Avec l'annonce de la suppression de plus d'un millier d'emplois chez General Electric à Belfort, les inquiétudes sur l'industrie française renaissent. Plusieurs appels de journalistes aujourd'hui chez Trendeo nous ont incité à partager les données que nous leur avons communiquées, et même à les actualiser.
Depuis 2009, nous suivons dans une base de données, commercialisée par abonnement (cf. sur notre site), l'actualité de l'emploi et de l'investissement en France. De cette base, nous extrayons ponctuellement des synthèses pour vérifier que nos données reflètent bien ce qui se passe dans l'économie française.
Dès l'origine, nous avons créé un indicateur d'évolution du nombre d'usines en France. On sait que l'industrie et les services tendent à se rapprocher, et Pierre Veltz a justement lancé le concept d'hyper-industrie pour qualifier ce phénomène. La frontière entre les secteurs industriels et de service s'efface. Mais il nous semble important, par-delà les découpages sectoriels, de continuer à localiser spécifiquement les activités de fabrication, distinguées des activités de conception, de transport ou de commercialisation.

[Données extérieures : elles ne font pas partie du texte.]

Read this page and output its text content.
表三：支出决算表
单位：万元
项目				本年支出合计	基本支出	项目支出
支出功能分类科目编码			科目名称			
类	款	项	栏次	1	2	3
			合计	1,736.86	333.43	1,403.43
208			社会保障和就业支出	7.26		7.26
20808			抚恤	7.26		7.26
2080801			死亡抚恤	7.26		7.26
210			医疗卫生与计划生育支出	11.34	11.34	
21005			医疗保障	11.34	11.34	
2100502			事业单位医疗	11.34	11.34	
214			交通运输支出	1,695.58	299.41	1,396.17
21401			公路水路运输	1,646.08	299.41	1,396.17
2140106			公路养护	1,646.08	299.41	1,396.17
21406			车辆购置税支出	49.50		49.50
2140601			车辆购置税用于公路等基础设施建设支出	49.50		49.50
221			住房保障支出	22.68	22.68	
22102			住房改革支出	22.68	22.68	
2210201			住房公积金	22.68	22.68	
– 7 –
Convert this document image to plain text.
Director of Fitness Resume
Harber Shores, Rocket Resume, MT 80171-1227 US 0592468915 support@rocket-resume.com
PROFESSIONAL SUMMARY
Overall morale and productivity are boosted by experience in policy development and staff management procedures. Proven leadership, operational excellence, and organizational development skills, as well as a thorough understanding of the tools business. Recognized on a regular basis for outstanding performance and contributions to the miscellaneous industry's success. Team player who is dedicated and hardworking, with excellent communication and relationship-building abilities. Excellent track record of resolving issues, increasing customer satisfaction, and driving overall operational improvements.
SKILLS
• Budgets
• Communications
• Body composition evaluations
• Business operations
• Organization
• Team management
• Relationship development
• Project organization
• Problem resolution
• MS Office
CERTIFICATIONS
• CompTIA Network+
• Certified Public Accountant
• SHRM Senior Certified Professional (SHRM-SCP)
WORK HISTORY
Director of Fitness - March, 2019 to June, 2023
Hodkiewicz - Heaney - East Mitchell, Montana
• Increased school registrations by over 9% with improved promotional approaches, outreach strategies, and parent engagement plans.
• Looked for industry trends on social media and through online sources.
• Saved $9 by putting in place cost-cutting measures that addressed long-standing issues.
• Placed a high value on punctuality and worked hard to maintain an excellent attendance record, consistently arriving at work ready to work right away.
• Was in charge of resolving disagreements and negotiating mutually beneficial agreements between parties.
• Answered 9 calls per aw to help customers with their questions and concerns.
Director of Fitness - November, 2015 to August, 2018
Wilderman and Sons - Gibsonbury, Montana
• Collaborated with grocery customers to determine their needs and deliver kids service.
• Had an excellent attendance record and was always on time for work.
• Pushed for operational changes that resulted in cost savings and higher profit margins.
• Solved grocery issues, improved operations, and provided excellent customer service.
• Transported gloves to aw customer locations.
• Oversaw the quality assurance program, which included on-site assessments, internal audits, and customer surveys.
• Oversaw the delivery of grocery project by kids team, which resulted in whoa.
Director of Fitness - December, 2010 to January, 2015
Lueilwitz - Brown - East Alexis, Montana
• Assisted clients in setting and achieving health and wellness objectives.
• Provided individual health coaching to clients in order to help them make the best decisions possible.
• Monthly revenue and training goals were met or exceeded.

En 2009-2011, interrogés par des journalistes sur le sort des "usines", nous avons décidé qu'un site employant plus de dix salariés dans une activité industrielle ou de production d'énergie, est une "usine". Et, depuis 2009, nous comptons les sites correspondant à cette définition, qui ouvrent et ferment sur le territoire national (depuis 2016, grâce à nos partenaires Fives, EDF et l'Institut de la Réindustrialisation, nous comptabilisons aussi les ouvertures de grands sites industriels au niveau mondial).
Que nous disent donc les indicateurs issus des données Trendeo sur l'industrie française depuis 2009, et sur la réindustrialisation entamée en 2016 ?
L'industrie française a bien rétabli depuis quelques mois une situation très dégradée depuis 2009
Comme l'indique le graphique ci-dessous, le solde net cumulé des ouvertures et fermetures d'usines a atteint un point bas en avril 2016, avec un total de 623 usines perdues. Après cela, la situation s'est améliorée régulièrement, avec un solde de 557 usines perdues en octobre 2018.
Solde cumulé des ouvertures et fermetures d'usines, Observatoire Trendeo de l'emploi et de l'investissement en France.
L'amélioration de la dynamique des sites industriels marque le pas depuis octobre 2018
De novembre 2018 à mai 2019, cinq des sept mois écoulés ont connu un solde négatif des ouvertures et fermetures d'usines. Comme l'indique le graphique ci-dessous, cela est dû à une baisse des créations de sites et non à une hausse des fermetures.
Évolution des ouvertures et fermetures d'usines dans les 24 derniers mois, observatoire Trendeo de l'emploi et de l'investissement en France.
De fait, depuis 2009, c'est la baisse marquée des fermetures d'usines qui permet une amélioration du solde net. Il n'y a jamais eu de reprise des créations de site. Comme l'indique le graphique trimestriel ci-dessous, il y a même une légère baisse tendancielle des ouvertures d'usines depuis 2009.
Ouvertures et fermetures d'usines, en nombre par trimestre. Données observatoire Trendeo de l'emploi et de l'investissement en France
Cela n'empêche pas l'emploi industriel de repartir plus franchement, du fait d'un changement dans le jeu des créations et extensions de sites.
L'emploi industriel résiste mieux que les usines
L'emploi industriel a repris à partir de février 2016. Comme l'indique le graphique ci-dessous, il reste encore positif au premier trimestre 2019.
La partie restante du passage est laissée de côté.